—In a family offense proceed*954ing pursuant to Family Court Act article 8, the petitioner appeals from an order of the Family Court, Queens County (Bogacz, J.), dated March 21, 2012, which, after a hearing, dismissed the petition.
Ordered that the order is affirmed, without costs or disbursements.
“The determination of whether a family offense was committed is a factual issue to be resolved by the hearing court” (Matter of Creighton v Whitmore, 71 AD3d 1141, 1141 [2010]; see Family Ct Act §§ 812, 832; Matter of Clarke-Golding v Golding, 101 AD3d 1117 [2012]; Matter of Armstrong v Ewing, 82 AD3d 1092 [2011]). The hearing court’s determination concerning the credibility of witnesses is entitled to great weight on appeal unless that determination is clearly unsupported by the record (see Matter of Clarke-Golding v Golding, 101 AD3d 1117 [2012]; Matter of Kaur v Singh, 73 AD3d 1178 [2010]; Matter of Creighton v Whitmore, 71 AD3d 1141 [2010]).

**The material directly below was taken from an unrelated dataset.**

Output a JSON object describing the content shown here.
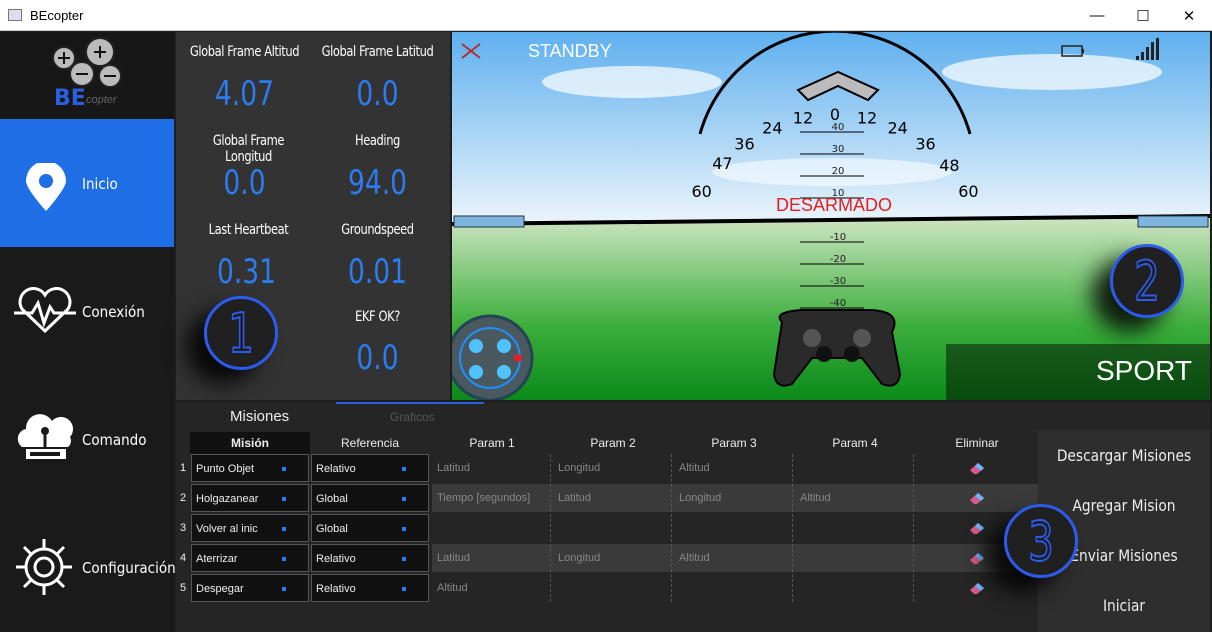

Here, the record supports the Family Court’s determination that the petitioner failed to prove, by a preponderance of the credible evidence, that the respondent committed the family offenses of attempted assault in the third degree and harassment in the second degree (see Family Ct Act §§ 812 [1]; 832; Penal Law §§ 110.00, 120.00, 240.26; Matter of Ford v Pitts, 30 AD3d 419 [2006]; Matter of Strully v Schwartz, 255 AD2d 593 [1998]). Accordingly, the petition was properly dismissed.
Dillon, J.P, Balkin, Austin and Sgroi, JJ., concur.